The methodology presented in this report is developed to assist refurbishment projects in the early stages to establish a sustainable retrofit strategy. Through an analysis of the energy efficiency, life cycle carbon and cost of various retrofit measures, the method can give guidance on what measures should be pursued in a project and which ones should be avoided. The method is presented though a case study, based on an actual residential refurbishment project, but it is appropriate for any building typology.
The presented method should be used in early design stages, such as RIBA Stage 0-2 in the UK, where the refurbishment strategy has not yet been established, and therefore materials, suppliers, construction methods etc. are largely undefined. This gives the analysis great flexibility to investigate various alternatives, but also presents limitations on the accuracy of the inputs used, which are discussed further in the report. Various assumptions described in this report have to be made in order to conduct the analysis but also to reduce the time required and make it a feasible method.

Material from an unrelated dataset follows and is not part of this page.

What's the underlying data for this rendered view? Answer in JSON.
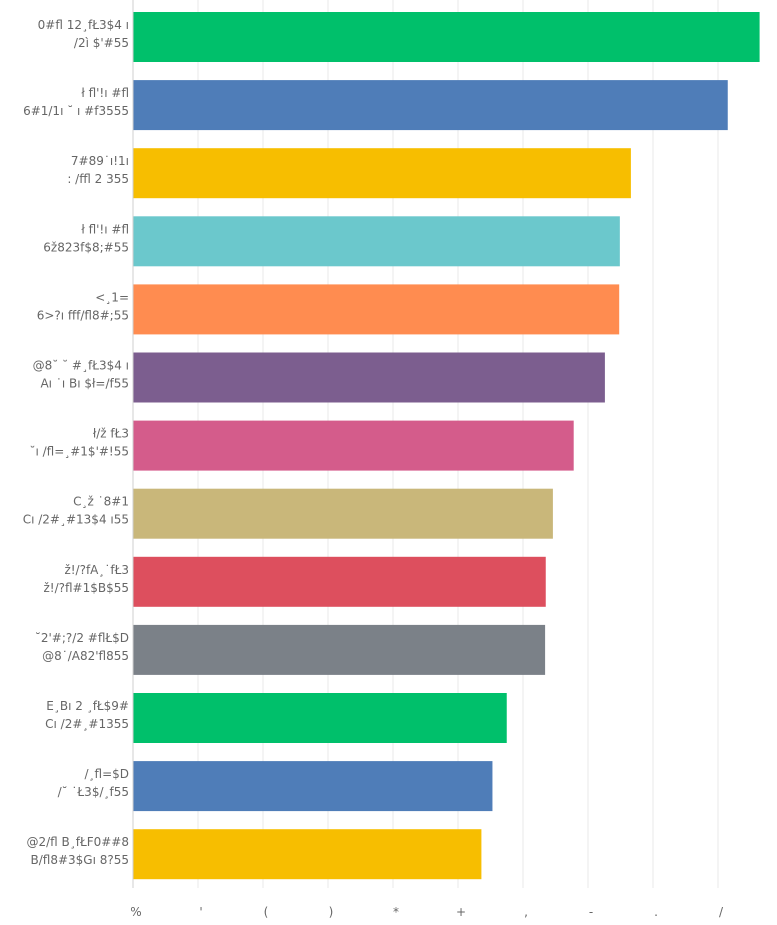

This study is the first step in a sequence of actions that should be taken during the entire design process to ensure that any refurbishment proposal is efficient and feasible. Studies like this one can give confidence to support our proposed strategies, reduce abortive work and direct our clients to the right decisions.
Establishing a sustainable, evidence-based strategy early on is a key part of a successful retrofit which enables client aspirations to be aligned with realistic targets and the budget.

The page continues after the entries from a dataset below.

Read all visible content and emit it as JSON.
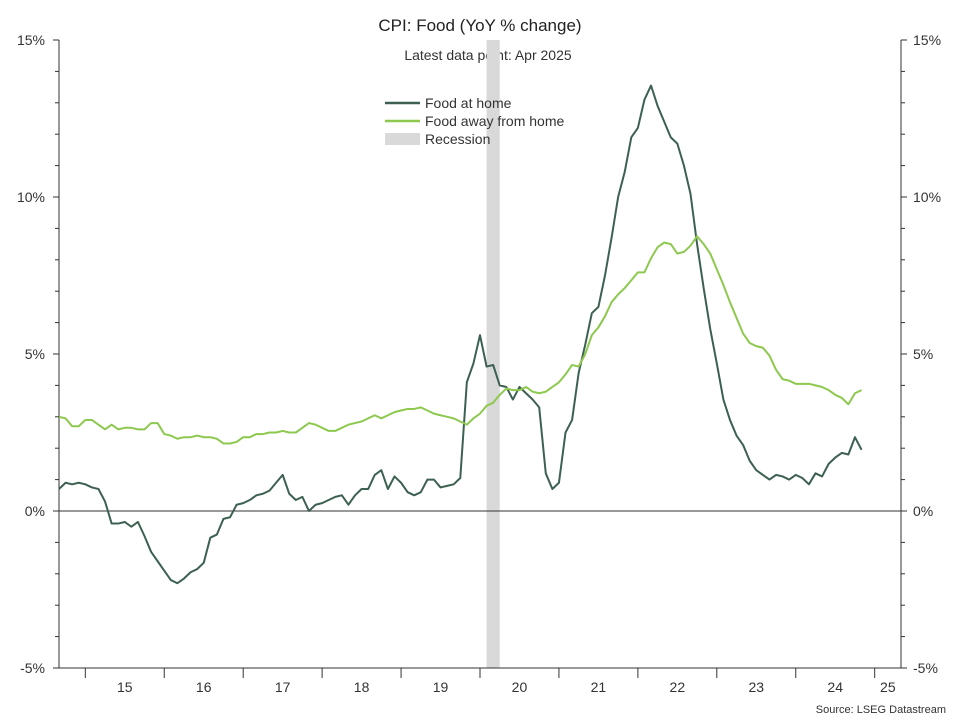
{
  "chart_data": {
    "type": "line",
    "title": "CPI: Food (YoY % change)",
    "subtitle": "Latest data point: Apr 2025",
    "source": "Source: LSEG Datastream",
    "y_unit": "%",
    "ylim": [
      -5,
      15
    ],
    "yticks": [
      -5,
      0,
      5,
      10,
      15
    ],
    "ytick_labels": [
      "-5%",
      "0%",
      "5%",
      "10%",
      "15%"
    ],
    "xlim": [
      "2014-09",
      "2025-05"
    ],
    "x_tick_labels": [
      "15",
      "16",
      "17",
      "18",
      "19",
      "20",
      "21",
      "22",
      "23",
      "24",
      "25"
    ],
    "legend_position": "top-center",
    "recession": {
      "label": "Recession",
      "start": "2020-02",
      "end": "2020-04",
      "color": "#d9d9d9"
    },
    "series": [
      {
        "name": "Food at home",
        "color": "#3d6150",
        "points": [
          [
            "2014-09",
            0.7
          ],
          [
            "2014-10",
            0.9
          ],
          [
            "2014-11",
            0.85
          ],
          [
            "2014-12",
            0.9
          ],
          [
            "2015-01",
            0.85
          ],
          [
            "2015-02",
            0.75
          ],
          [
            "2015-03",
            0.7
          ],
          [
            "2015-04",
            0.3
          ],
          [
            "2015-05",
            -0.4
          ],
          [
            "2015-06",
            -0.4
          ],
          [
            "2015-07",
            -0.35
          ],
          [
            "2015-08",
            -0.5
          ],
          [
            "2015-09",
            -0.35
          ],
          [
            "2015-10",
            -0.8
          ],
          [
            "2015-11",
            -1.3
          ],
          [
            "2015-12",
            -1.6
          ],
          [
            "2016-01",
            -1.9
          ],
          [
            "2016-02",
            -2.2
          ],
          [
            "2016-03",
            -2.3
          ],
          [
            "2016-04",
            -2.15
          ],
          [
            "2016-05",
            -1.95
          ],
          [
            "2016-06",
            -1.85
          ],
          [
            "2016-07",
            -1.65
          ],
          [
            "2016-08",
            -0.85
          ],
          [
            "2016-09",
            -0.75
          ],
          [
            "2016-10",
            -0.25
          ],
          [
            "2016-11",
            -0.2
          ],
          [
            "2016-12",
            0.2
          ],
          [
            "2017-01",
            0.25
          ],
          [
            "2017-02",
            0.35
          ],
          [
            "2017-03",
            0.5
          ],
          [
            "2017-04",
            0.55
          ],
          [
            "2017-05",
            0.65
          ],
          [
            "2017-06",
            0.9
          ],
          [
            "2017-07",
            1.15
          ],
          [
            "2017-08",
            0.55
          ],
          [
            "2017-09",
            0.35
          ],
          [
            "2017-10",
            0.45
          ],
          [
            "2017-11",
            0.0
          ],
          [
            "2017-12",
            0.2
          ],
          [
            "2018-01",
            0.25
          ],
          [
            "2018-02",
            0.35
          ],
          [
            "2018-03",
            0.45
          ],
          [
            "2018-04",
            0.5
          ],
          [
            "2018-05",
            0.2
          ],
          [
            "2018-06",
            0.5
          ],
          [
            "2018-07",
            0.7
          ],
          [
            "2018-08",
            0.7
          ],
          [
            "2018-09",
            1.15
          ],
          [
            "2018-10",
            1.3
          ],
          [
            "2018-11",
            0.7
          ],
          [
            "2018-12",
            1.1
          ],
          [
            "2019-01",
            0.9
          ],
          [
            "2019-02",
            0.6
          ],
          [
            "2019-03",
            0.5
          ],
          [
            "2019-04",
            0.6
          ],
          [
            "2019-05",
            1.0
          ],
          [
            "2019-06",
            1.0
          ],
          [
            "2019-07",
            0.75
          ],
          [
            "2019-08",
            0.8
          ],
          [
            "2019-09",
            0.85
          ],
          [
            "2019-10",
            1.05
          ],
          [
            "2019-11",
            4.1
          ],
          [
            "2019-12",
            4.7
          ],
          [
            "2020-01",
            5.6
          ],
          [
            "2020-02",
            4.6
          ],
          [
            "2020-03",
            4.65
          ],
          [
            "2020-04",
            4.0
          ],
          [
            "2020-05",
            3.95
          ],
          [
            "2020-06",
            3.55
          ],
          [
            "2020-07",
            3.95
          ],
          [
            "2020-08",
            3.75
          ],
          [
            "2020-09",
            3.55
          ],
          [
            "2020-10",
            3.3
          ],
          [
            "2020-11",
            1.2
          ],
          [
            "2020-12",
            0.7
          ],
          [
            "2021-01",
            0.9
          ],
          [
            "2021-02",
            2.5
          ],
          [
            "2021-03",
            2.9
          ],
          [
            "2021-04",
            4.4
          ],
          [
            "2021-05",
            5.3
          ],
          [
            "2021-06",
            6.3
          ],
          [
            "2021-07",
            6.5
          ],
          [
            "2021-08",
            7.5
          ],
          [
            "2021-09",
            8.7
          ],
          [
            "2021-10",
            10.0
          ],
          [
            "2021-11",
            10.8
          ],
          [
            "2021-12",
            11.9
          ],
          [
            "2022-01",
            12.2
          ],
          [
            "2022-02",
            13.1
          ],
          [
            "2022-03",
            13.55
          ],
          [
            "2022-04",
            12.9
          ],
          [
            "2022-05",
            12.4
          ],
          [
            "2022-06",
            11.9
          ],
          [
            "2022-07",
            11.7
          ],
          [
            "2022-08",
            11.0
          ],
          [
            "2022-09",
            10.1
          ],
          [
            "2022-10",
            8.5
          ],
          [
            "2022-11",
            7.1
          ],
          [
            "2022-12",
            5.8
          ],
          [
            "2023-01",
            4.7
          ],
          [
            "2023-02",
            3.55
          ],
          [
            "2023-03",
            2.9
          ],
          [
            "2023-04",
            2.4
          ],
          [
            "2023-05",
            2.1
          ],
          [
            "2023-06",
            1.6
          ],
          [
            "2023-07",
            1.3
          ],
          [
            "2023-08",
            1.15
          ],
          [
            "2023-09",
            1.0
          ],
          [
            "2023-10",
            1.15
          ],
          [
            "2023-11",
            1.1
          ],
          [
            "2023-12",
            1.0
          ],
          [
            "2024-01",
            1.15
          ],
          [
            "2024-02",
            1.05
          ],
          [
            "2024-03",
            0.85
          ],
          [
            "2024-04",
            1.2
          ],
          [
            "2024-05",
            1.1
          ],
          [
            "2024-06",
            1.5
          ],
          [
            "2024-07",
            1.7
          ],
          [
            "2024-08",
            1.85
          ],
          [
            "2024-09",
            1.8
          ],
          [
            "2024-10",
            2.35
          ],
          [
            "2024-11",
            1.95
          ]
        ]
      },
      {
        "name": "Food away from home",
        "color": "#8dc84f",
        "points": [
          [
            "2014-09",
            3.0
          ],
          [
            "2014-10",
            2.95
          ],
          [
            "2014-11",
            2.7
          ],
          [
            "2014-12",
            2.7
          ],
          [
            "2015-01",
            2.9
          ],
          [
            "2015-02",
            2.9
          ],
          [
            "2015-03",
            2.75
          ],
          [
            "2015-04",
            2.6
          ],
          [
            "2015-05",
            2.75
          ],
          [
            "2015-06",
            2.6
          ],
          [
            "2015-07",
            2.65
          ],
          [
            "2015-08",
            2.65
          ],
          [
            "2015-09",
            2.6
          ],
          [
            "2015-10",
            2.6
          ],
          [
            "2015-11",
            2.8
          ],
          [
            "2015-12",
            2.8
          ],
          [
            "2016-01",
            2.45
          ],
          [
            "2016-02",
            2.4
          ],
          [
            "2016-03",
            2.3
          ],
          [
            "2016-04",
            2.35
          ],
          [
            "2016-05",
            2.35
          ],
          [
            "2016-06",
            2.4
          ],
          [
            "2016-07",
            2.35
          ],
          [
            "2016-08",
            2.35
          ],
          [
            "2016-09",
            2.3
          ],
          [
            "2016-10",
            2.15
          ],
          [
            "2016-11",
            2.15
          ],
          [
            "2016-12",
            2.2
          ],
          [
            "2017-01",
            2.35
          ],
          [
            "2017-02",
            2.35
          ],
          [
            "2017-03",
            2.45
          ],
          [
            "2017-04",
            2.45
          ],
          [
            "2017-05",
            2.5
          ],
          [
            "2017-06",
            2.5
          ],
          [
            "2017-07",
            2.55
          ],
          [
            "2017-08",
            2.5
          ],
          [
            "2017-09",
            2.5
          ],
          [
            "2017-10",
            2.65
          ],
          [
            "2017-11",
            2.8
          ],
          [
            "2017-12",
            2.75
          ],
          [
            "2018-01",
            2.65
          ],
          [
            "2018-02",
            2.55
          ],
          [
            "2018-03",
            2.55
          ],
          [
            "2018-04",
            2.65
          ],
          [
            "2018-05",
            2.75
          ],
          [
            "2018-06",
            2.8
          ],
          [
            "2018-07",
            2.85
          ],
          [
            "2018-08",
            2.95
          ],
          [
            "2018-09",
            3.05
          ],
          [
            "2018-10",
            2.95
          ],
          [
            "2018-11",
            3.05
          ],
          [
            "2018-12",
            3.15
          ],
          [
            "2019-01",
            3.2
          ],
          [
            "2019-02",
            3.25
          ],
          [
            "2019-03",
            3.25
          ],
          [
            "2019-04",
            3.3
          ],
          [
            "2019-05",
            3.2
          ],
          [
            "2019-06",
            3.1
          ],
          [
            "2019-07",
            3.05
          ],
          [
            "2019-08",
            3.0
          ],
          [
            "2019-09",
            2.95
          ],
          [
            "2019-10",
            2.85
          ],
          [
            "2019-11",
            2.75
          ],
          [
            "2019-12",
            2.95
          ],
          [
            "2020-01",
            3.1
          ],
          [
            "2020-02",
            3.35
          ],
          [
            "2020-03",
            3.45
          ],
          [
            "2020-04",
            3.7
          ],
          [
            "2020-05",
            3.9
          ],
          [
            "2020-06",
            3.85
          ],
          [
            "2020-07",
            3.85
          ],
          [
            "2020-08",
            3.95
          ],
          [
            "2020-09",
            3.8
          ],
          [
            "2020-10",
            3.75
          ],
          [
            "2020-11",
            3.8
          ],
          [
            "2020-12",
            3.95
          ],
          [
            "2021-01",
            4.1
          ],
          [
            "2021-02",
            4.35
          ],
          [
            "2021-03",
            4.65
          ],
          [
            "2021-04",
            4.6
          ],
          [
            "2021-05",
            5.0
          ],
          [
            "2021-06",
            5.6
          ],
          [
            "2021-07",
            5.85
          ],
          [
            "2021-08",
            6.2
          ],
          [
            "2021-09",
            6.65
          ],
          [
            "2021-10",
            6.9
          ],
          [
            "2021-11",
            7.1
          ],
          [
            "2021-12",
            7.35
          ],
          [
            "2022-01",
            7.6
          ],
          [
            "2022-02",
            7.6
          ],
          [
            "2022-03",
            8.05
          ],
          [
            "2022-04",
            8.4
          ],
          [
            "2022-05",
            8.55
          ],
          [
            "2022-06",
            8.5
          ],
          [
            "2022-07",
            8.2
          ],
          [
            "2022-08",
            8.25
          ],
          [
            "2022-09",
            8.45
          ],
          [
            "2022-10",
            8.75
          ],
          [
            "2022-11",
            8.5
          ],
          [
            "2022-12",
            8.2
          ],
          [
            "2023-01",
            7.7
          ],
          [
            "2023-02",
            7.2
          ],
          [
            "2023-03",
            6.65
          ],
          [
            "2023-04",
            6.15
          ],
          [
            "2023-05",
            5.65
          ],
          [
            "2023-06",
            5.35
          ],
          [
            "2023-07",
            5.25
          ],
          [
            "2023-08",
            5.2
          ],
          [
            "2023-09",
            4.95
          ],
          [
            "2023-10",
            4.5
          ],
          [
            "2023-11",
            4.2
          ],
          [
            "2023-12",
            4.15
          ],
          [
            "2024-01",
            4.05
          ],
          [
            "2024-02",
            4.05
          ],
          [
            "2024-03",
            4.05
          ],
          [
            "2024-04",
            4.0
          ],
          [
            "2024-05",
            3.95
          ],
          [
            "2024-06",
            3.85
          ],
          [
            "2024-07",
            3.7
          ],
          [
            "2024-08",
            3.6
          ],
          [
            "2024-09",
            3.4
          ],
          [
            "2024-10",
            3.75
          ],
          [
            "2024-11",
            3.85
          ]
        ]
      }
    ]
  }
}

The final conclusions of the analysis will need to be verified by consultants and engineers to confirm the results, and refine the measures if required, as more information about the project, construction method and materials becomes available.
The study presented within this report has a limited scope since it is aimed for early design stages. However, the scope could be broadened if needed, and the general methodology could be used for later stages when more information is available.